If anyone is looking for great/cheap and imaginative toy there have a bag of fairies, mermaids, and princess at Target in the dollar section. They are small and remind me of a girlish version of army men.
 The girls love to assist Shane and Avery in their work right when they get home.
They helped them get their mongoose traps stacked up into the car. They did get distracted by the water dripping from the roof though.




 One of the many papaya trees in our yard. I tried an over ripe one and it was nasty... so I need to give them another chance, haha.





 This is our little house.




Want to hear a story of chaos?
THE CHILI STORY
Look at these adorable little chilis. We have multiple bushes of these in our yard. One day I thought it would be fun to pick some and hang them on our Christmas Tree because we had a creative and homemade Christmas tree this year. So the girls and I each grabbed a handful and headed inside.

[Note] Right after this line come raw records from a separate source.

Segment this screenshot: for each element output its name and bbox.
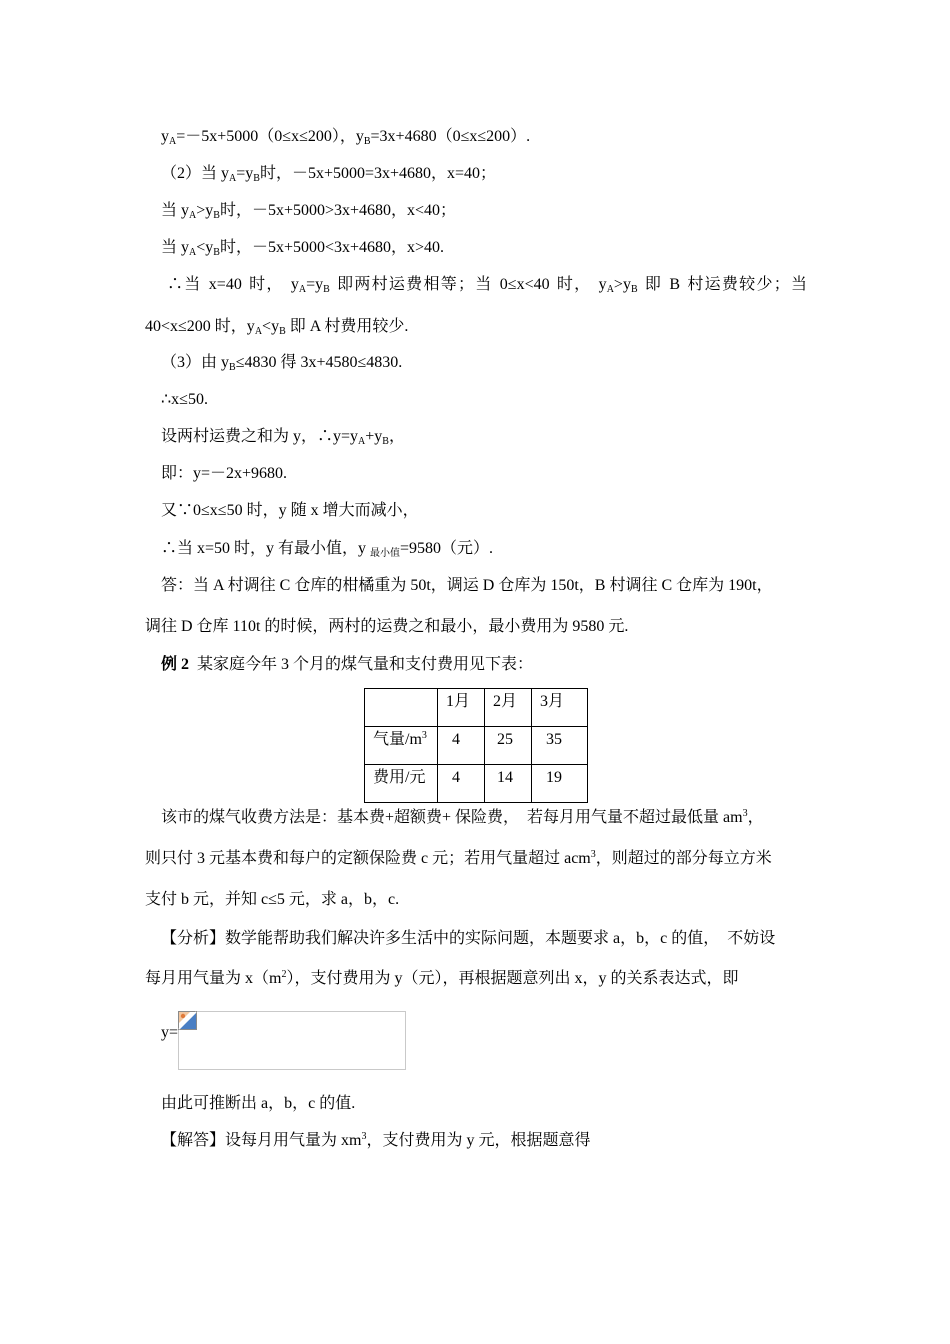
formula-prefix: y=	[161, 1024, 179, 1041]
text-line-7: （3）由 $y_B\le 4830$ 得 3x+4580≤4830.	[161, 354, 403, 373]
table-cell: 19	[532, 765, 588, 803]
table-header-month: 1月	[438, 689, 485, 727]
text-line-9: 设两村运费之和为 y，$\therefore y=y_A+y_B$，	[161, 428, 405, 447]
text-line-3: 当 $y_A>y_B$时，－5x+5000>3x+4680，x<40；	[161, 202, 457, 221]
table-cell: 4	[438, 727, 485, 765]
example-label: 例 2	[161, 656, 190, 673]
table-cell: 14	[485, 765, 532, 803]
solution-line: 【解答】设每月用气量为 $xm^3$，支付费用为 y 元，根据题意得	[161, 1131, 591, 1149]
text-line-6: 40<x≤200 时，$y_A<y_B$ 即 A 村费用较少.	[145, 318, 409, 337]
text-line-4: 当 $y_A<y_B$时，－5x+5000<3x+4680，x>40.	[161, 239, 445, 258]
text-line-11: 又∵0≤x≤50 时，y 随 x 增大而减小，	[161, 502, 419, 519]
text-line-2: （2）当 $y_A=y_B$时，－5x+5000=3x+4680，x=40；	[161, 165, 497, 184]
analysis-line-1: 【分析】数学能帮助我们解决许多生活中的实际问题，本题要求 a，b，c 的值， 不妨设	[161, 930, 776, 947]
text-line-18: 支付 b 元，并知 c≤5 元，求 a，b，c.	[145, 891, 400, 908]
table-row	[365, 765, 588, 803]
text-line-1: $y_A=-5x+5000(0\le x\le 200)$，$y_B=3x+4680(0\le x\le 200)$.	[161, 128, 531, 147]
text-line-17: 则只付 3 元基本费和每户的定额保险费 c 元；若用气量超过 acm$^3$，则超过的部分每立方米	[145, 849, 772, 867]
table-row-label: 费用/元	[365, 765, 438, 803]
text-line-10: 即：y=－2x+9680.	[161, 465, 288, 482]
table-header-row	[365, 689, 588, 727]
gas-fee-table	[364, 688, 588, 803]
analysis-line-2: 每月用气量为 $x(m^2)$，支付费用为 y（元），再根据题意列出 x，y 的关系表达式，即	[145, 969, 739, 987]
table-cell: 4	[438, 765, 485, 803]
text-line-22: 由此可推断出 a，b，c 的值.	[161, 1095, 356, 1112]
table-cell: 35	[532, 727, 588, 765]
text-line-14: 调往 D 仓库 110t 的时候，两村的运费之和最小，最小费用为 9580 元.	[145, 618, 629, 635]
table-cell: 25	[485, 727, 532, 765]
formula-image-placeholder	[178, 1011, 406, 1070]
example-heading	[161, 655, 533, 675]
table-row-label: 气量$/m^3$	[365, 727, 438, 765]
text-line-5: ∴当 x=40 时， $y_A=y_B$ 即两村运费相等；当 0≤x<40 时， $y_A>y_B$ 即 B 村运费较少；当	[167, 276, 807, 295]
table-row	[365, 727, 588, 765]
broken-image-icon	[178, 1011, 197, 1030]
table-cell	[365, 689, 438, 727]
text-line-12: ∴当 x=50 时，y 有最小值，y $_{最小值}$=9580（元）.	[161, 540, 494, 559]
text-line-16: 该市的煤气收费方法是：基本费+超额费+ 保险费， 若每月用气量不超过最低量 $am^3$，	[161, 808, 764, 826]
example-text: 某家庭今年 3 个月的煤气量和支付费用见下表：	[197, 656, 534, 673]
text-line-13: 答：当 A 村调往 C 仓库的柑橘重为 50t，调运 D 仓库为 150t，B 村调往 C 仓库为 190t，	[161, 577, 773, 594]
table-header-month: 2月	[485, 689, 532, 727]
text-line-8: ∴x≤50.	[161, 391, 208, 408]
table-header-month: 3月	[532, 689, 588, 727]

I told Taegan to hand one to Shane and have him taste it. He licked on and said it tasted way too hot to bite into (and if you know Shane then you know that must be really hot!).
Right after he finished saying that, Daphne was chewing up on of the chilies in her mouth!!!
AHHHHHHH!
I grabbed the milk and tried to pour a cup for Daph's little mouth. Our ears were greeted by a terrible scream. Taegan had touched the peppers to her upper lip. Now two children were screaming and climbing on me while I tried to pour ONE glass of milk for TWO suffering children.
Daphne seemed to recover well (by some miracle. She also eats sriracha with Shane on the daily)
but Taegan had a rough time getting the sting off of her upper lip. But watching a show made it better, like usual. HAHAHA! Such madness. All for some ghetto Christmas decor.